The organization-employee relationship has undergone, and continues to undergo, a profound evolutionary and generational shift. Thinking of organizations as machines and people as filling slots in them doesn’t fit with today’s fast-paced innovation economy. Employees at all levels need to take personal initiative and be nimble and creative. Younger generations are accustomed to being more independent and are able and eager to find needed information and create applications.
2. They try to “drive” results from the top down.
The idea of driving behavior as if people were cattle isn't effective and promotes a culture of dependence. Such strategies focus on what management or the organization is doing to fire up its employees. The reality is that employees have the talent. Workers need a culture that encourages them to discover it and the self-motivation to apply it.
3. They focus on “high-potential” candidates and ignore others.
When talent development comes from the top down, management’s available time and resources limit its scope. As a result, resources focus on “high potentials.” Picking a few winners among a large workforce creates an “us-them” dynamic, which undermines engagement and diminishes critically-needed contributions from everyone else.
4. They create transactional relationships, which prompt employees to withhold rather than offer their best.
The cash for tasks approach to encouraging employees to apply their talents triggers fearful behavior. In that kind of environment, people are loathe to take risks and often keep knowledge and inventive practices to themselves in order to keep a competitive edge. Everything is a negotiation that no worker wants to lose.

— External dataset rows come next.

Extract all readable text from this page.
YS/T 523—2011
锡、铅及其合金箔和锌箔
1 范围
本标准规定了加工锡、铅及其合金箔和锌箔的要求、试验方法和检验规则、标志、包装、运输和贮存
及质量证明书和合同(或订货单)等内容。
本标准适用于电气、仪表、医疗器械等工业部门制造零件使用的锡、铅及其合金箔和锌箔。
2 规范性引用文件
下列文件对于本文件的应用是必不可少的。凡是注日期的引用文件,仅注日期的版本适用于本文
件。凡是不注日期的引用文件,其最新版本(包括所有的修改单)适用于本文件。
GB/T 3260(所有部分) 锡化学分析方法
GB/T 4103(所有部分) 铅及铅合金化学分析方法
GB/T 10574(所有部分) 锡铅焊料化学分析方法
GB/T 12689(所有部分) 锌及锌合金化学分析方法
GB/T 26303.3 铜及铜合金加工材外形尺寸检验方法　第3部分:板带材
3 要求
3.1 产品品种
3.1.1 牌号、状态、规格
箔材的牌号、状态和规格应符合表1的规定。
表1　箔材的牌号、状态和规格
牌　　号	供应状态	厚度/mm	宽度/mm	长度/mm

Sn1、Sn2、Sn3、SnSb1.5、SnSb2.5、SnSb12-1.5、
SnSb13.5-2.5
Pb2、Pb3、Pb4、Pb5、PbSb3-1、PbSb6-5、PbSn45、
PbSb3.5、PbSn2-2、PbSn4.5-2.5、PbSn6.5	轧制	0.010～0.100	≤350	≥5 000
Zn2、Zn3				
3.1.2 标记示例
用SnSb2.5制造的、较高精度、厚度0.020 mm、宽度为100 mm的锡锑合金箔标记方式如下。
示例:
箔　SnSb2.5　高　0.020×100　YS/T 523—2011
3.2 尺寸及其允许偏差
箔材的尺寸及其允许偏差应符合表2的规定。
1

5. High levels of disengagement and unused talent remain.
If traditional approaches were working, we’d see better results. Instead, levels of disengagement remain persistently high. Based upon a Gallup survey of U.S. workers in 2011, 95 million employees are not engaged or actively disengaged. What’s more, even high performers in excellent organizations tell us that 30 to 40 percent of their talent remains untapped. Since people don’t join organizations with the intention of being unhappy or unfulfilled, it’s time for a change.